Raul listened carefully to her words. She spoke to him without using sex as a weapon or a persuader, and he admired her for that. He had expected her to flaunt herself at him, to dangle her body and her beauty as a bauble before him, in an attempt to purchase his loyalty and service. This she did not do. Perhaps she respected him for an intelligent man, mature enough to beware of such enticement.
And as he listened to the warmth, the sincerity, the ring of conviction and note of communicable enthusiasm and devotion to an ideal that rang through her words like fierce music, a wave of unexpected emotion swept over him. For he was a Romantic at heart, although he did not suspect it, and thought of himself as a clear-sighted man stripped bare of all illusions; and he was more than half a poet (though he would have laughed and scoffed at you if you had named him one), and something of the poetry and romance in him awoke and responded fully to words like hers, winged with zeal, and the absurd concept that something fine and strong and worthy can be bulit by far-seeing men and women devoted to something larger than just themselves.
He felt almost dizzy, seized by an aura of personal magnetism such as might have beaten brightly about the person of Alexander, or Caesar, Napoleon or Gandhi, Fuller or Saul Everest, or even Arion the Eternal, who founded the great Imperium upon a dream no less flimsy and romantic than hers. The surge of enthusiasm within him opened doors long closed—pulled him out of habits familiar, and into strange regions where beliefs are shaken, no matter how strongly adhered to, and where golden, glittering impossibilities seemed to hover at the brink of the Possible.
“What happened then?”
She smiled a small, tight, ironic smile.
“What happens to all dreams, at the end, I guess. Your government, you see, wants Valadon ignorant, diseased, dirty, illiterate, and superstitious. Our taxes were raised—too high.

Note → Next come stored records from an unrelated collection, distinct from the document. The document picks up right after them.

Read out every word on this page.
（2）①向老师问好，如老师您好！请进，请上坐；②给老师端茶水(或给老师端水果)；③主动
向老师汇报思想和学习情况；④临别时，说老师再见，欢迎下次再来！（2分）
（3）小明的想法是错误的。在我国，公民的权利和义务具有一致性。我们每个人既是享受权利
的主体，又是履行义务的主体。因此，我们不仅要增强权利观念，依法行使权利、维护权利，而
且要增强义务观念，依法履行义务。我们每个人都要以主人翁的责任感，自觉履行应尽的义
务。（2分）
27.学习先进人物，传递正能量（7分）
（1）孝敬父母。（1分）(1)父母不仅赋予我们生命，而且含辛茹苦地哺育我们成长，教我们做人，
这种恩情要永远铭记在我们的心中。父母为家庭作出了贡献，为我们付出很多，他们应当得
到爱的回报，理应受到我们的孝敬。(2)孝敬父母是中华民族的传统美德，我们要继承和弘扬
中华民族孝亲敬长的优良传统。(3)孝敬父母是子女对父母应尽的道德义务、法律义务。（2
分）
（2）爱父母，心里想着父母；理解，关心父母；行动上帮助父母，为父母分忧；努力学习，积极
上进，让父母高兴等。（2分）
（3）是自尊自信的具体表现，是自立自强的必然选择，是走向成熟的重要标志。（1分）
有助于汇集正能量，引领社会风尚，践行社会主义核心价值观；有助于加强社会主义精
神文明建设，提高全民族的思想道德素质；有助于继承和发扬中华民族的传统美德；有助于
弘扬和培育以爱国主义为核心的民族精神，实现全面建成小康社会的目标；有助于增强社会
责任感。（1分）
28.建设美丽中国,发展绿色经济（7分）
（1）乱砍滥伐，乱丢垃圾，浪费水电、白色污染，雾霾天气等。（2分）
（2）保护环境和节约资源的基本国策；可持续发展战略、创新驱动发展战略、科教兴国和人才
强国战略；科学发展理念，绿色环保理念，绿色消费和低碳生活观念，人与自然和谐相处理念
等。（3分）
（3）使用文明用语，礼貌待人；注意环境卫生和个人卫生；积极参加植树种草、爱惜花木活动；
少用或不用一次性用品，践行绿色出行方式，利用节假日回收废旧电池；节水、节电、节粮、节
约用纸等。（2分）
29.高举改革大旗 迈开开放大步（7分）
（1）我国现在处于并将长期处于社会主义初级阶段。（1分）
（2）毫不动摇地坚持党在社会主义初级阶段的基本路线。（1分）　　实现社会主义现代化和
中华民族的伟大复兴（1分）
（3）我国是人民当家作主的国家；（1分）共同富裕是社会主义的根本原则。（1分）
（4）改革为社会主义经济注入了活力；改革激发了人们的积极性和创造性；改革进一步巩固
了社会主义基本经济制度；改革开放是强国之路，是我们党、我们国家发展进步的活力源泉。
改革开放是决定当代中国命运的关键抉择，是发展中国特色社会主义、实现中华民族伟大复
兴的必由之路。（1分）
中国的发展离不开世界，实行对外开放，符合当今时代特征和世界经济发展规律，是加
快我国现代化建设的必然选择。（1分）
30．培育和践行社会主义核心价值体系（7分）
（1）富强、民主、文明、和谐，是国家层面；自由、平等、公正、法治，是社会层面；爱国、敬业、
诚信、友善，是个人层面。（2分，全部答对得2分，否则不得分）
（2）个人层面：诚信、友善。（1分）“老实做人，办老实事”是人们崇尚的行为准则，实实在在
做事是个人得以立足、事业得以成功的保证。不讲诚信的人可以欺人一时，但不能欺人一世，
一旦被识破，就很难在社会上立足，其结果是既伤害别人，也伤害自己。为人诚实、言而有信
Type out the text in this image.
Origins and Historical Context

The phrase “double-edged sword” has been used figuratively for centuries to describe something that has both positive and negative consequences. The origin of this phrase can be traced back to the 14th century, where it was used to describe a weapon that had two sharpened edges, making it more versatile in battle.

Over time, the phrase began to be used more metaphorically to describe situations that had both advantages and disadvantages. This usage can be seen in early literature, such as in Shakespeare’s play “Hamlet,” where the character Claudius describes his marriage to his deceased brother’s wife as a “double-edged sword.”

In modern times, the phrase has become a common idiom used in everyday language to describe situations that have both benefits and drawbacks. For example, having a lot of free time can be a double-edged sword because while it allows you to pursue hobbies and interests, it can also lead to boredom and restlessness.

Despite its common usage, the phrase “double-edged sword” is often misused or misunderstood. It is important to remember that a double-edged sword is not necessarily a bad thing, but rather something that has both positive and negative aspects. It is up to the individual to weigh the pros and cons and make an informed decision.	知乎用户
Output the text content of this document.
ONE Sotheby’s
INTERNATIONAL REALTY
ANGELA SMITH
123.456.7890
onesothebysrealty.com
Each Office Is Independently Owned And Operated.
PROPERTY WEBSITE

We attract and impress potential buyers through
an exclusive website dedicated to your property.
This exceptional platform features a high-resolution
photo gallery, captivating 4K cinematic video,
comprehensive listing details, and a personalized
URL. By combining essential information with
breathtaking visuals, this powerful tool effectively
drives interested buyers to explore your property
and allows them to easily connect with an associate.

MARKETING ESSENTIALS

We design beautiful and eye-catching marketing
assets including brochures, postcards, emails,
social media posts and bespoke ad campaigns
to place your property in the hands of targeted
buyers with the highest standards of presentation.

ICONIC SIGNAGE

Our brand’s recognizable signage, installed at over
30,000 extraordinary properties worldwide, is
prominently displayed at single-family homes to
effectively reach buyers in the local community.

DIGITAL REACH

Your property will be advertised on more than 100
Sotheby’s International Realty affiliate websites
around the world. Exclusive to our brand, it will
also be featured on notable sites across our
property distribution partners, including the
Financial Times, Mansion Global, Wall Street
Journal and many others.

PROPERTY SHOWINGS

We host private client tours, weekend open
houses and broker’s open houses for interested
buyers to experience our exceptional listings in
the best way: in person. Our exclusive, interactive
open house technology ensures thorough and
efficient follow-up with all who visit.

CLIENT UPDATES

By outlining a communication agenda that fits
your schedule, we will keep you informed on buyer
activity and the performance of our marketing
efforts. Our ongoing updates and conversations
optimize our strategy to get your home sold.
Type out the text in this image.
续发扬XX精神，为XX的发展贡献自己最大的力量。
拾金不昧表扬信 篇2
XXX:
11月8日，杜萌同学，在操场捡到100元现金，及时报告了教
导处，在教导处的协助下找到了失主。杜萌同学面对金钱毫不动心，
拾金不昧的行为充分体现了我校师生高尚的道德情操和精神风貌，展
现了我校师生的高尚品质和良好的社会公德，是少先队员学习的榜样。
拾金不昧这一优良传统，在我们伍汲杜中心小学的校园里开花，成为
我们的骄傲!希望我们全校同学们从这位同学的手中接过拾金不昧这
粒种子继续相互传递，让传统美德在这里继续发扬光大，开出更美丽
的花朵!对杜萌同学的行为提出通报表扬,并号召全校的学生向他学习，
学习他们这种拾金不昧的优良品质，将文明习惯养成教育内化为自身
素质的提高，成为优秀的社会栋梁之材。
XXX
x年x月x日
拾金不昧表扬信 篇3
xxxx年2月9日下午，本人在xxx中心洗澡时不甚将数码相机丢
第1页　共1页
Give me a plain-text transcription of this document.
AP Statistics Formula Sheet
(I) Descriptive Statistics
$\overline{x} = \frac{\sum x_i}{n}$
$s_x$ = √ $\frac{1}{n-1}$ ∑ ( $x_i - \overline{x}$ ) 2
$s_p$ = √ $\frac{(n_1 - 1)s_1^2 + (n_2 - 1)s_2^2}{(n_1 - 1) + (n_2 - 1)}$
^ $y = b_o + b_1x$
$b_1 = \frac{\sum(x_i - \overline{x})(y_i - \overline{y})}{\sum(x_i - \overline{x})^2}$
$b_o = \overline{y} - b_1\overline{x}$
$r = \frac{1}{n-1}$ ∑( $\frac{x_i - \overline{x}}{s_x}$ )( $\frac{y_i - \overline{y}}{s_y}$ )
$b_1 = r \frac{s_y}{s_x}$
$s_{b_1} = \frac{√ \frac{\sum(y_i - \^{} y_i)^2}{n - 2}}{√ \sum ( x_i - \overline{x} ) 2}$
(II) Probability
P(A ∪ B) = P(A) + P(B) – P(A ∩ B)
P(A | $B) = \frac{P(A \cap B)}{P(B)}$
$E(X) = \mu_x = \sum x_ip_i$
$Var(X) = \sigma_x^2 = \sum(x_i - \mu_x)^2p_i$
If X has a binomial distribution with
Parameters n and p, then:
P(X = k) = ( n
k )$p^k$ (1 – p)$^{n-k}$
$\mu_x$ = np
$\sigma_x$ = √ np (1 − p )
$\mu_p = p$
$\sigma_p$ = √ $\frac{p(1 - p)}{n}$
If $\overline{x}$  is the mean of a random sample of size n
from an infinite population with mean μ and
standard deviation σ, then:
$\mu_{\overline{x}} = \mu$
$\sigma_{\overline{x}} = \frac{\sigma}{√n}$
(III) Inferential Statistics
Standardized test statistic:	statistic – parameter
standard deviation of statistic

The vokarthu experts, professors, teachers, doctors, engineers we had hired among the star-worlds—were impeded in coming to take up new duties with us. Their visas were canceled—they were pressed into service during your war—they were suddenly hired away at higher salaries.”
“And-then?”
Dull-eyed: “He died. He was very young. Shageen, a kind of fever. But I know he died of a rarer, more painful disease, called death-of-dreams. Or broken-heart, if you prefer the truism. And then they set me aside, and put the besotted idiot on the Dais. I would not—truly!—have minded, had his successor chosen to carry on the struggle, to continue the work we had begun. But Hastril is just—a nonentity. All he asks of life is to whip a slave to death now and then, or buy a woman or two more, and always, of course, to have enough viathol about to drug his dull mind into seas of blazing ecstasy. Ah—the waste, the pity, the shame of it all!”